I am trying to follow the single cluster deploymen...
# ask-the-community
I am trying to follow the single cluster deployment tutorial using EKS, S3 and RDS. My cluster is getting bottlenecked with some problems appear to be caused by the Database. I was just wondering if I have configured my eks-start.yaml file correctly?
Hi @Jay Phan Do you happen to have log outputs or evidence of those problems? The screenshots didn't open
hey jay - could you check access to the db using psql?
if you need to be in the network, maybe just install a pod that runs bare ubuntu and install psql.
you can also kick off this debugging pod we use…
Copy code
apiVersion: v1
kind: Pod
  name: portalpod
  namespace: flyte
  - args:
    - sleep
    - infinity
    image: "<http://ghcr.io/flyteorg/flyteportal:v0.42.0|ghcr.io/flyteorg/flyteportal:v0.42.0>"
    imagePullPolicy: IfNotPresent
    name: portalcontainer
        cpu: 500m
        memory: 500Mi
        cpu: 500m
        memory: 500Mi
  restartPolicy: Never
  serviceAccount: default
once you’re connected to psql hopefully you can sleuth around there?
i can open the screenshot, but it’s pretty limited, doesn’t show too much
maybe there are more performance statistics on the other rds pages.
pg_stat_activity shows currently running queries, but it’s been years since i’ve looked into pg performance.
look at admin logs if you can also on the flyte side
and yeah to david’s point, why do you suspect the db?
@Yee which policy should I allow for the AWS IAM role?
remind me again which field this is for?
like which value are you filling in in the chart
Its for the use cases section when creating a new role, options are : EC2, Lambda, EKS,...
The problem I was facing originally is for Flyte binary pod, it has been pending for days and the arguement is that: • until pg_isready \ -h database-2.currqrb44ezt.us-east-2.rds.amazonaws.com \ -p 5432 \ -U postgres do echo waiting for database sleep 0.1 done I also can not connect my db to psql
so you’re looking for a role to fill in here?

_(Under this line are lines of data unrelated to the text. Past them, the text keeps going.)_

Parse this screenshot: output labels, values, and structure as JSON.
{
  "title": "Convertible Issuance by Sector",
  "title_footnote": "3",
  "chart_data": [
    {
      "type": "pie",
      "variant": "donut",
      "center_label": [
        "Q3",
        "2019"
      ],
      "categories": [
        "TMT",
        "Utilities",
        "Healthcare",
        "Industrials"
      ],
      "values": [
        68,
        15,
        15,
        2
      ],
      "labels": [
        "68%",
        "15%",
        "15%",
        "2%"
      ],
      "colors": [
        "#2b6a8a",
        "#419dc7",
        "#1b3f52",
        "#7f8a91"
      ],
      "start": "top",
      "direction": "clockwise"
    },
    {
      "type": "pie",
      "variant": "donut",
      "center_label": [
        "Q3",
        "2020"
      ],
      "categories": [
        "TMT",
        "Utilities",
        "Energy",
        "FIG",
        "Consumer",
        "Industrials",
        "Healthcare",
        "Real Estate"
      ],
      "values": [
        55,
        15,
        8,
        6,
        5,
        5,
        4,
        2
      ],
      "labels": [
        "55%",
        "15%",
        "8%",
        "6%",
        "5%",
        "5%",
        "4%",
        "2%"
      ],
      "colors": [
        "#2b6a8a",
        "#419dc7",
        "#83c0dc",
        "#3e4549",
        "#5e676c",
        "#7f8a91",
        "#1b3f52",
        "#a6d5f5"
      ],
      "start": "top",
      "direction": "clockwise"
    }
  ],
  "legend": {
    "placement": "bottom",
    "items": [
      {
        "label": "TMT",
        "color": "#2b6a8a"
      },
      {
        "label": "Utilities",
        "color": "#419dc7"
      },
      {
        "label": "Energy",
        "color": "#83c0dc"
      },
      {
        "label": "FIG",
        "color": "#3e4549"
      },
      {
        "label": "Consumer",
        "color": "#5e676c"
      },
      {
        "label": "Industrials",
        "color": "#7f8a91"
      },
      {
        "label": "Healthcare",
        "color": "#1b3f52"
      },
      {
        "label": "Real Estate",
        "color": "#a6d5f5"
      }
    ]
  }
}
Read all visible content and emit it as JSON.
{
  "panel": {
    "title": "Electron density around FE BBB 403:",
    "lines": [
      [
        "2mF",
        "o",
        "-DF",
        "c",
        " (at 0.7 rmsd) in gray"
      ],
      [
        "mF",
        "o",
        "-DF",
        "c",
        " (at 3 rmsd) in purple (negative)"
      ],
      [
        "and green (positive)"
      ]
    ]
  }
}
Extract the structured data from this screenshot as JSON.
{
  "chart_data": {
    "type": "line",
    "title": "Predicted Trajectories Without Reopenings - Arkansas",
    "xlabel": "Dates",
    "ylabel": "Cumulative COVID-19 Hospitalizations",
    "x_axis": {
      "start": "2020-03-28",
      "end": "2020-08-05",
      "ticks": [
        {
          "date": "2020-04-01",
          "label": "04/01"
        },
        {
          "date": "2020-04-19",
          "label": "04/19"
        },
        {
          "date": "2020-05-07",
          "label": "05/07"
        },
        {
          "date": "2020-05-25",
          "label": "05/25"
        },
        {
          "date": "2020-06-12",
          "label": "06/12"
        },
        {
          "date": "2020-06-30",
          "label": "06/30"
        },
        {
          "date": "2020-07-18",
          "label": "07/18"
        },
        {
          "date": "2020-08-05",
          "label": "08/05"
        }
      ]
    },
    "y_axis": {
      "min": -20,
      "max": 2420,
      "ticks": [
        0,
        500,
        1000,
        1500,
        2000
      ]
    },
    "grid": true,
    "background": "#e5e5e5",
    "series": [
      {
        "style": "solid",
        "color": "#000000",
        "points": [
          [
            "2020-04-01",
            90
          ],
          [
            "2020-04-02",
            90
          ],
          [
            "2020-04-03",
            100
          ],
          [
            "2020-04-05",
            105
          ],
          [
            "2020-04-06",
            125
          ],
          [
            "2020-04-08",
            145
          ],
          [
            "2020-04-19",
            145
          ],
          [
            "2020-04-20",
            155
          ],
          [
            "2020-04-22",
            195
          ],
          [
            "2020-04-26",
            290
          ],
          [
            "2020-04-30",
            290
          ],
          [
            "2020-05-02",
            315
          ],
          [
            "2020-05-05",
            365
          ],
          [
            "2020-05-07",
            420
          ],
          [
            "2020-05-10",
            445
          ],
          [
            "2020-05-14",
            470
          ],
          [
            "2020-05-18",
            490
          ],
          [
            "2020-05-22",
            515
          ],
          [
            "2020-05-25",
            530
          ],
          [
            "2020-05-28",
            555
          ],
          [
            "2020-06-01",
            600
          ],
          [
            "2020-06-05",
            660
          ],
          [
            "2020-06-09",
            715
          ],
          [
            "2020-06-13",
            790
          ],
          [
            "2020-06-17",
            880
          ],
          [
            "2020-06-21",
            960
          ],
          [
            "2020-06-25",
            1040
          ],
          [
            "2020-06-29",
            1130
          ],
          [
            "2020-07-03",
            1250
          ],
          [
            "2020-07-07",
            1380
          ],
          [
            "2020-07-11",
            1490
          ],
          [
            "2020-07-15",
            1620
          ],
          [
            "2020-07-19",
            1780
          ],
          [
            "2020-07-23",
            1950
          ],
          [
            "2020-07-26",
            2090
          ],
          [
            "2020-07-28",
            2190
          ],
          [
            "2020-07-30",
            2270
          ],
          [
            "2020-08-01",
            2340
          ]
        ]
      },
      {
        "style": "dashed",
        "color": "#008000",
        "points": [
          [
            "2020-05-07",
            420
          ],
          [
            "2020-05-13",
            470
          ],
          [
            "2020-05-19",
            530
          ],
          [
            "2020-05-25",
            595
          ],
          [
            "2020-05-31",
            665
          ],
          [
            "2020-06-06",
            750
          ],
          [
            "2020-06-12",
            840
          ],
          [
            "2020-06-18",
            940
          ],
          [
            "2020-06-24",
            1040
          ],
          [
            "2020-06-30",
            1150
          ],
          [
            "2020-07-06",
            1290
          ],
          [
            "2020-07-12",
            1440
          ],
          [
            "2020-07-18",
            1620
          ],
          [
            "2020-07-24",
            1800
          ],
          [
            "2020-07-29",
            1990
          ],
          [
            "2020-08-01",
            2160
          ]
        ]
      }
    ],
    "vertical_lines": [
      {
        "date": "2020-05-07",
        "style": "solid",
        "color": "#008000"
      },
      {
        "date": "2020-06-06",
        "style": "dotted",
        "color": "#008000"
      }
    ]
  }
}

looking at what we are using internally it’s pretty complicated. can’t really paste it.
looking at the custom policies we have, the s3 access is the key part.
however, i don’t think this is necessarily related to your database issue.
we can debug that separately
how are you trying to hit the database from psql?
i’m assuming you’re using rds with user name and password, not with iam role
but maybe check security group, make sure it’s in the same region, etc?